According to Diana L. Snyder, M.D., lead author of the article published in The American Journal of Gastroenterology, this is the largest study to date focusing on the prevalence of BE in patients with SSc. Dr. Snyder is a gastroenterology fellow at Mayo Clinic's campus in Arizona.
The Mayo Clinic study included 235 women with SSc who completed esophagogastroduodenoscopy (EGD) between 2002 and 2020, and 172 who underwent HRM. The SSc diagnosis was confirmed by an expert rheumatologist, and the BE diagnosis was confirmed by an expert gastrointestinal pathologist.
- Within the group of 235 women with SSc who underwent EGD, 30 had histologically proven BE, representing a prevalence of 12.8%.
- Among the 30 women with histologically proven BE, 13 (43.3%) had dysplasia (four with indefinite, seven with low grade and two with adenocarcinoma).
- The incidence of any dysplasia was 5.3% a year (0.9% a year for adenocarcinoma).
- Within the group of 40 men with SSc who underwent EGD, three had histologically proven BE (two nondysplastic and one high-grade dysplasia), representing a prevalence of 7.5%.
- There was no statistical difference in prevalence rates of BE between women and men with SSc.
- HRM testing revealed that the lower esophageal sphincter mean basal pressure was significantly lower in the patients with SSc and BE than in patients with SSc without BE (10.65 ± 8.50 mm Hg and 18.62 ± 13.43 mm Hg, respectively).
Dr. Snyder notes that the study's large sample size allowed the researchers to better estimate the true prevalence of BE in patients with scleroderma.
"Overall, our results demonstrate that women with SSc and BE are significantly more likely to have absent contractility with hypotensive lower esophageal sphincter findings on HRM," explains Dr. Snyder. "The 12.8% prevalence of Barrett's esophagus found in our study population is much higher than what occurs in the general population."
Beyond providing new data related to BE prevalence, the study looked at the progression from BE to dysplasia and cancer in this patient population. "We also found that patients with scleroderma and Barrett's esophagus are more likely to progress to dysplasia and cancer when compared to results found in previously published literature," says Dr. Snyder.
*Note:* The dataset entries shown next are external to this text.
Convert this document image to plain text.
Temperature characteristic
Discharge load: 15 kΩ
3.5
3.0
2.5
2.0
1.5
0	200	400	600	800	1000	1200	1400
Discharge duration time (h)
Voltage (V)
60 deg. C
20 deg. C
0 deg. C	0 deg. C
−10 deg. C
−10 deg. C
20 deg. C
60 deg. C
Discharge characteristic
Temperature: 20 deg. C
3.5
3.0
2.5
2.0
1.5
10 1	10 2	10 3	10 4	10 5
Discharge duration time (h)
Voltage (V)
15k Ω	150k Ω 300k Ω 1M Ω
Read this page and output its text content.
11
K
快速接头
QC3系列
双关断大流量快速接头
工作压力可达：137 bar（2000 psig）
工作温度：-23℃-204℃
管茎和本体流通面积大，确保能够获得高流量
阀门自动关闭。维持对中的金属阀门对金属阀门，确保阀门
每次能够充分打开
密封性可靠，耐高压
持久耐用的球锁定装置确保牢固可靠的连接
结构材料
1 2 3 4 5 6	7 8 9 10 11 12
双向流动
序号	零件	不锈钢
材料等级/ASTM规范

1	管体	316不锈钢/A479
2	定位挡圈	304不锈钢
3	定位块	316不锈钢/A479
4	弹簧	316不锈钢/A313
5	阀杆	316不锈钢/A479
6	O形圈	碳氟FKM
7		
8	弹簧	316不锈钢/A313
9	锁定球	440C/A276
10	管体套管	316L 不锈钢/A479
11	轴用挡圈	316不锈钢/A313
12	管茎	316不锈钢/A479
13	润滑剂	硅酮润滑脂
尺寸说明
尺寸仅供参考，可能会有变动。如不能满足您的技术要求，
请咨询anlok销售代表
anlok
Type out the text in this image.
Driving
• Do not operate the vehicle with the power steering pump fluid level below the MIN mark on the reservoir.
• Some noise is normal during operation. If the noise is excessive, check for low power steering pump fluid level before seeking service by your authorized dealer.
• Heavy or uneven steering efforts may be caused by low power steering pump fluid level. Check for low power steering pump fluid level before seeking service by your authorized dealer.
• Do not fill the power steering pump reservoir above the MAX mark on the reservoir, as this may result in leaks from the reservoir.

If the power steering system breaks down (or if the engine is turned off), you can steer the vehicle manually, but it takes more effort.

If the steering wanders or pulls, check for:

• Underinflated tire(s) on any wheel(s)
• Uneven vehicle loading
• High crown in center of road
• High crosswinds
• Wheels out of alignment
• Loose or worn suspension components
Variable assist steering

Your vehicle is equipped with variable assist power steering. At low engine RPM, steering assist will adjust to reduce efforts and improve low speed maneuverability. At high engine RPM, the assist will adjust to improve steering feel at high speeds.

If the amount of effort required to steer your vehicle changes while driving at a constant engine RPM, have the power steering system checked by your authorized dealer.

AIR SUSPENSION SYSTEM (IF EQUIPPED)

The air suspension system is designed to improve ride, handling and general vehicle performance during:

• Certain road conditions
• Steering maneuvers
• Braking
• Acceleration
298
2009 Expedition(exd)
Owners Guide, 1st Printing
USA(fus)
Dr. Snyder acknowledges that further study is needed to calculate the incidence rates of dysplasia and cancer in a larger sample of patients. But she believes that these findings should encourage a reexamination of established screening guidelines for BE.
"The high prevalence of Barrett's esophagus suggests that women with SSc should be included in the screening recommendations for BE," says Dr. Snyder. "We hope this study will change clinical practice by encouraging those who care for patients with scleroderma, particularly primary care providers, rheumatologists and gastroenterologists, to refer these patients for screening upper endoscopy. We have established surveillance programs for nondysplastic Barrett's esophagus and highly effective ablative modalities for eradication of dysplastic Barrett's that can help prevent these patients from developing cancer. The key is for our colleagues to initiate the screening referral."
For more information
Snyder DL, et al. Prevalence of Barrett's esophagus in female patients with scleroderma. The American Journal of Gastroenterology. 2021;116:517.